Additional steps have also saved dollars. Those include:

  • Contracting with a new health provider, which in turn brought down inmate medical expenses.
  • Decreasing meal costs for inmates by contracting with a food service provider.
  • Partnering with the Indiana State Department of Health and IU Healthcare to provide HIV testing and treatment at no cost to taxpayers.

GED classes are also offered to inmates at the jail as a way to help them prepare for life outside a jail cell. “A total of 135 inmates have enrolled since May, 2014, with 46 achieving their HSE diplomas. Of these, 37 were employed with 90 days of exiting our program,” said Sheriff McClain.


Additionally, Accuplacer has been administered at the Security Center since 2016. Eleven inmates passed the Accuplacer with scores high enough to enter Ivy Tech classes without taking remediation instruction. “We expect this number to significantly increase in 2018,” the Sheriff advised.


Education is not the only remedy for inmates. Staff of New Creation Ministries teach two “Living Free” recovery classes each week. They have reached over 350 men. From 2015 to the end of 2017, 66 men from the local jail were transported to Salvation Army Adult Rehabilitation Centers to continue their long journey back from addiction. Of those, 29 graduated, and of those 29, 25 are working and have overcome the brokenness that had engulfed their lives.


“Thanks to the leadership and compassion of our jail chaplains, we have celebrated over 300 baptisms at our jail. We want these people to have the chance to turn themselves around,” stated Sheriff McClain.

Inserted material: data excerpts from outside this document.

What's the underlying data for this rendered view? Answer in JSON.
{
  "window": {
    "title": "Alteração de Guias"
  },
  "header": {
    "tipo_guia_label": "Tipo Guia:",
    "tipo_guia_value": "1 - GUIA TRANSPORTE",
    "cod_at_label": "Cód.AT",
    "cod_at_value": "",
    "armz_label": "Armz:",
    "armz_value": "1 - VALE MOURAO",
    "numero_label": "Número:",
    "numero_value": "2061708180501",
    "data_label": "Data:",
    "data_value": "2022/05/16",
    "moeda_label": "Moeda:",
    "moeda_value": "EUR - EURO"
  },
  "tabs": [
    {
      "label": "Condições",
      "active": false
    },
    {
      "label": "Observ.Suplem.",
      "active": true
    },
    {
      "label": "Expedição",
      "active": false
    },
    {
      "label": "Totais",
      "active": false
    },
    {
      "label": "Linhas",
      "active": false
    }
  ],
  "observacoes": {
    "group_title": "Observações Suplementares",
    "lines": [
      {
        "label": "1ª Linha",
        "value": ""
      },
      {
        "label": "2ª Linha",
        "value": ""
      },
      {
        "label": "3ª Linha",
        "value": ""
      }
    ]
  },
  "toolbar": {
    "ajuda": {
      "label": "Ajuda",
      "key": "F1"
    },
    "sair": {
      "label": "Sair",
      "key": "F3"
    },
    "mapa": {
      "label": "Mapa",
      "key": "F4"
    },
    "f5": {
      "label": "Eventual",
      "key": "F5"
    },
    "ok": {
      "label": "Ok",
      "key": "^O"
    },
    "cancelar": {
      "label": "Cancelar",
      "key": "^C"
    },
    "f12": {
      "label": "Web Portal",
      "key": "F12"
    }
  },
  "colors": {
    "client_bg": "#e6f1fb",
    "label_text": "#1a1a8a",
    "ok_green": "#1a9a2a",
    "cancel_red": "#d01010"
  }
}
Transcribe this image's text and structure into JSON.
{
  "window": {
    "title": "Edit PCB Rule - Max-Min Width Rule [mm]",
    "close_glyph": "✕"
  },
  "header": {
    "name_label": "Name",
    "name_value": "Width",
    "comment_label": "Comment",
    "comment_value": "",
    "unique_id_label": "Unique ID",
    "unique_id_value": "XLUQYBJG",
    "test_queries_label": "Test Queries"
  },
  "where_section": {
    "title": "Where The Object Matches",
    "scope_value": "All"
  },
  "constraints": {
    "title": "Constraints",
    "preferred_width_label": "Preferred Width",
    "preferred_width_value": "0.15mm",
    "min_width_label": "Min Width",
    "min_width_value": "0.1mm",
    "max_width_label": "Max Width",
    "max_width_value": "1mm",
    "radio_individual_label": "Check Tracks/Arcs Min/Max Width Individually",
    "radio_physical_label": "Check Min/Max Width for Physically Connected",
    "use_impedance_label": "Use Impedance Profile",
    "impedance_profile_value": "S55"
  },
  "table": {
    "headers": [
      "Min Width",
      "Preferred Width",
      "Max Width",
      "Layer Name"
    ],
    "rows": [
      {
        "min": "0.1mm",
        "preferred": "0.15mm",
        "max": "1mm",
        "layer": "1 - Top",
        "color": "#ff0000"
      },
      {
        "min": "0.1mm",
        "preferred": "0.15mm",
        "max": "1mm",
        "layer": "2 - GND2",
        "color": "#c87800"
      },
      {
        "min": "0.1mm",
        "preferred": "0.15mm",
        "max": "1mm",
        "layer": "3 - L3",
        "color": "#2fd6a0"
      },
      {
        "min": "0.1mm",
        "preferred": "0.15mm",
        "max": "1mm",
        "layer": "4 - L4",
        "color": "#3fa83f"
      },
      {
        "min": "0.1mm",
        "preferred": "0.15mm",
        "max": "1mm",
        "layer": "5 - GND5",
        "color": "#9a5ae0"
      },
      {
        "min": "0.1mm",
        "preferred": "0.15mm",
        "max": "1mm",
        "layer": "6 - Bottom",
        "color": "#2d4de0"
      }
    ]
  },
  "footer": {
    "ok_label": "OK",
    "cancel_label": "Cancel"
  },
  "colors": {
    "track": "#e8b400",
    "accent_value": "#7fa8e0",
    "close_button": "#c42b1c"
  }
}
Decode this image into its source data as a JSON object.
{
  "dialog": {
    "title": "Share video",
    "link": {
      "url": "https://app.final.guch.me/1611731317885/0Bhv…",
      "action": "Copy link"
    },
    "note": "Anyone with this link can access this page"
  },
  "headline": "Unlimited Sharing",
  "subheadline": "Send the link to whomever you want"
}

He pointed out that Scott County jail is one of 16 in Indiana to receive the Recovery Works Jail Re-Entry Grant. “Facilitated with our mental health provider, LifeSpring, the program is designed to provide inmates with comprehensive assessment, case management services and group skills training and development. Participants are assisted with transitioning to outside recovery services,” the Sheriff related.

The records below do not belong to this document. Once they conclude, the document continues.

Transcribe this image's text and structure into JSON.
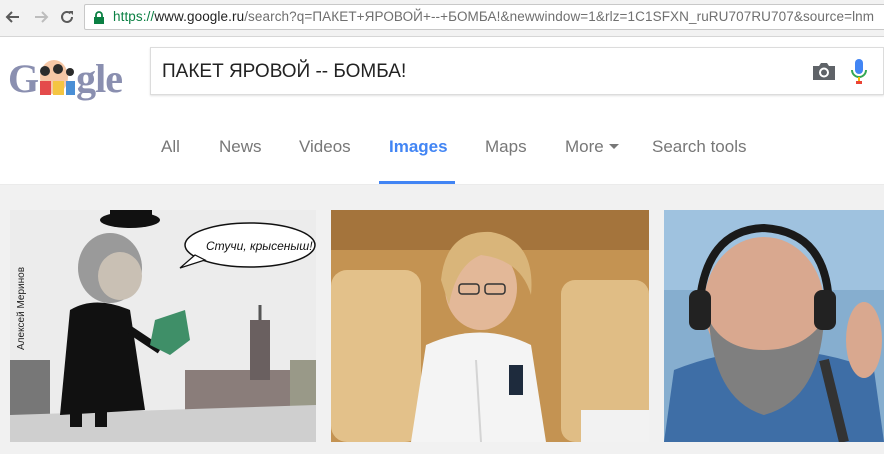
{
  "browser": {
    "url_scheme": "https://",
    "url_host": "www.google.ru",
    "url_rest": "/search?q=ПАКЕТ+ЯРОВОЙ+--+БОМБА!&newwindow=1&rlz=1C1SFXN_ruRU707RU707&source=lnm"
  },
  "search": {
    "query": "ПАКЕТ ЯРОВОЙ -- БОМБА!"
  },
  "logo": {
    "text": "Google"
  },
  "tabs": [
    {
      "label": "All"
    },
    {
      "label": "News"
    },
    {
      "label": "Videos"
    },
    {
      "label": "Images",
      "active": true
    },
    {
      "label": "Maps"
    },
    {
      "label": "More"
    },
    {
      "label": "Search tools"
    }
  ],
  "results": {
    "cartoon_speech": "Стучи, крысеныш!",
    "cartoon_signature": "Алексей Меринов"
  },
  "colors": {
    "accent": "#4285f4",
    "secure_green": "#0b8043",
    "mic_blue": "#4285f4",
    "mic_red": "#ea4335"
  }
}
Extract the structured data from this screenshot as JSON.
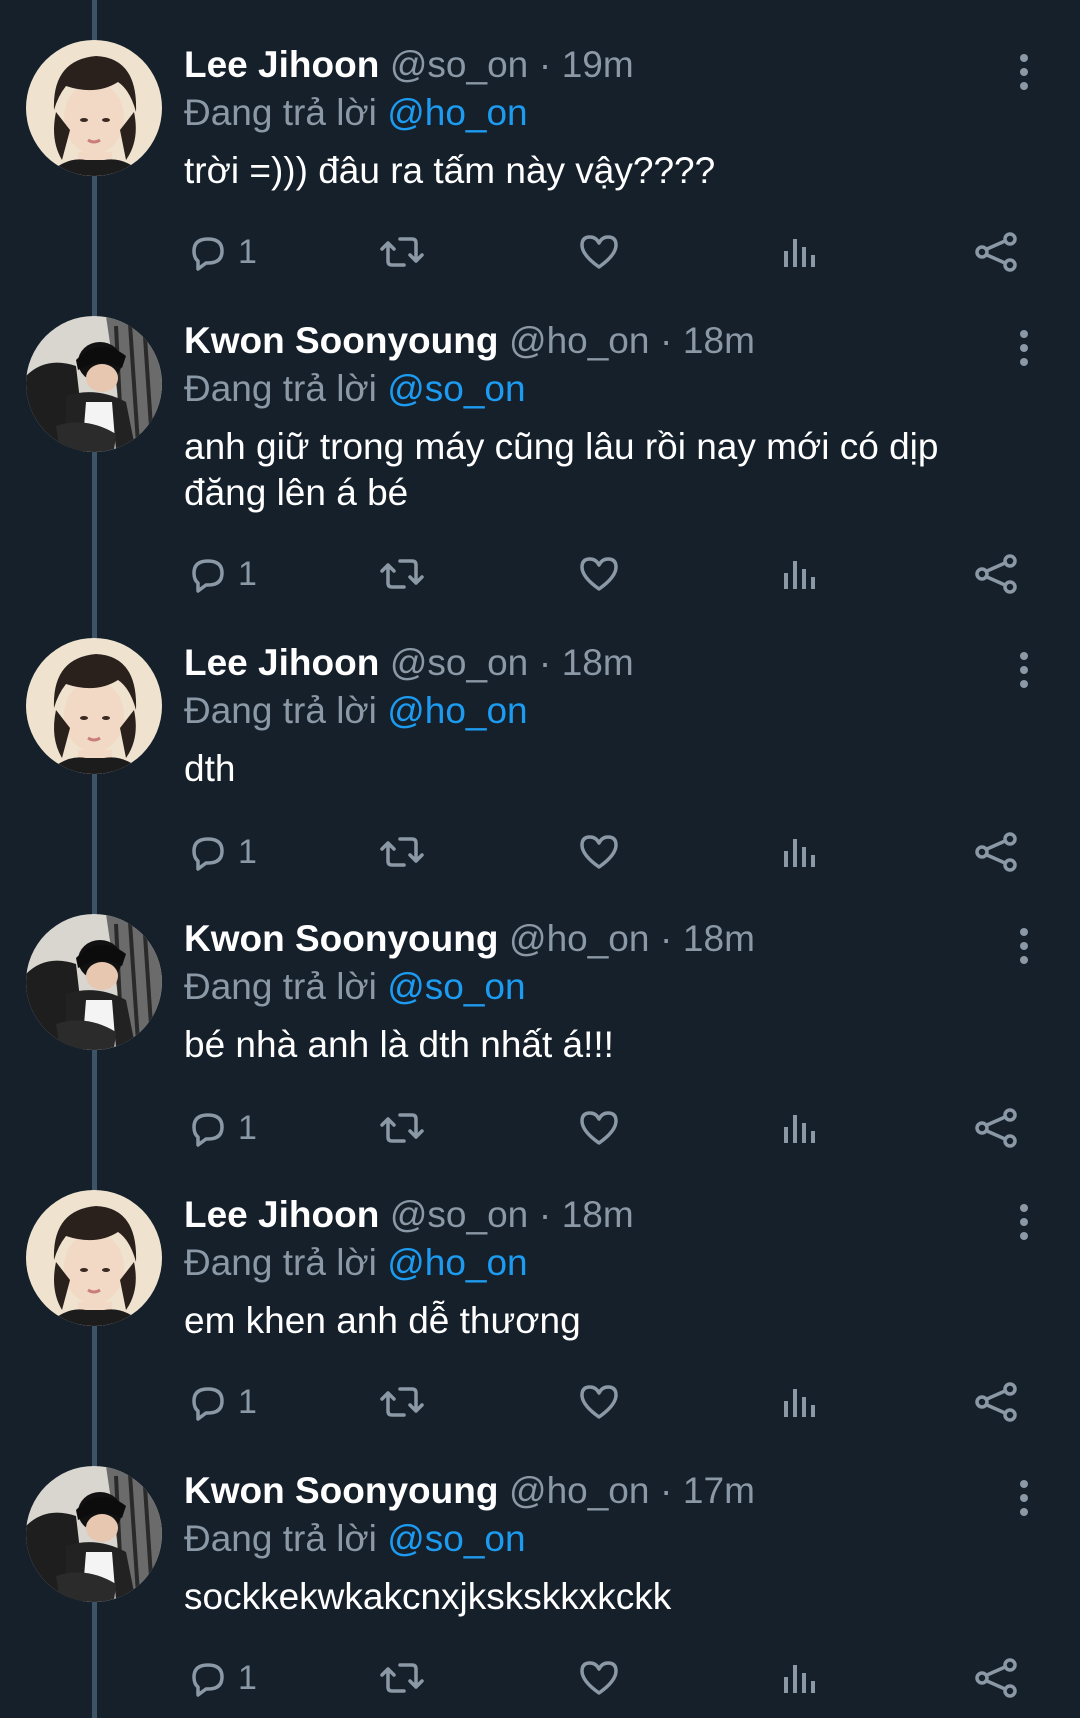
{
  "colors": {
    "background": "#15202b",
    "text": "#ffffff",
    "secondary": "#8b98a5",
    "accent": "#1d9bf0",
    "thread_line": "#3d5466"
  },
  "reply_prefix": "Đang trả lời",
  "tweets": [
    {
      "name": "Lee Jihoon",
      "handle": "@so_on",
      "separator": "·",
      "time": "19m",
      "reply_to": "@ho_on",
      "text": "trời =))) đâu ra tấm này vậy????",
      "reply_count": "1",
      "avatar": "avatar-lee-jihoon"
    },
    {
      "name": "Kwon Soonyoung",
      "handle": "@ho_on",
      "separator": "·",
      "time": "18m",
      "reply_to": "@so_on",
      "text": "anh giữ trong máy cũng lâu rồi nay mới có dịp đăng lên á bé",
      "reply_count": "1",
      "avatar": "avatar-kwon-soonyoung"
    },
    {
      "name": "Lee Jihoon",
      "handle": "@so_on",
      "separator": "·",
      "time": "18m",
      "reply_to": "@ho_on",
      "text": "dth",
      "reply_count": "1",
      "avatar": "avatar-lee-jihoon"
    },
    {
      "name": "Kwon Soonyoung",
      "handle": "@ho_on",
      "separator": "·",
      "time": "18m",
      "reply_to": "@so_on",
      "text": "bé nhà anh là dth nhất á!!!",
      "reply_count": "1",
      "avatar": "avatar-kwon-soonyoung"
    },
    {
      "name": "Lee Jihoon",
      "handle": "@so_on",
      "separator": "·",
      "time": "18m",
      "reply_to": "@ho_on",
      "text": "em khen anh dễ thương",
      "reply_count": "1",
      "avatar": "avatar-lee-jihoon"
    },
    {
      "name": "Kwon Soonyoung",
      "handle": "@ho_on",
      "separator": "·",
      "time": "17m",
      "reply_to": "@so_on",
      "text": "sockkekwkakcnxjkskskkxkckk",
      "reply_count": "1",
      "avatar": "avatar-kwon-soonyoung"
    }
  ],
  "icons": {
    "reply": "reply-icon",
    "retweet": "retweet-icon",
    "like": "heart-icon",
    "views": "views-icon",
    "share": "share-icon",
    "more": "more-vertical-icon"
  }
}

Results in 2017 of aggressive addiction recovery and treatment programs provided at the Scott County jail include:

  • 50 substance abuse groups provided to male offenders and 33 such groups provided to female offenders.
  • An average of five to 10 offenders participate in each group with an average of three groups conducted each week.
  • A total of 25 people signed up for Recovery Works while incarcerated. A total of 52 individuals followed up with LifeSpring staff after their release from jail.

As a condition of sentencing in five criminal cases, Individual Recovery Plans were sent to the County Prosecutor’s Office with requests for rehabilitation.


There were 25 females and 73 males who received these services. The estimated number of facilitated placements in sober living homes is listed as 33.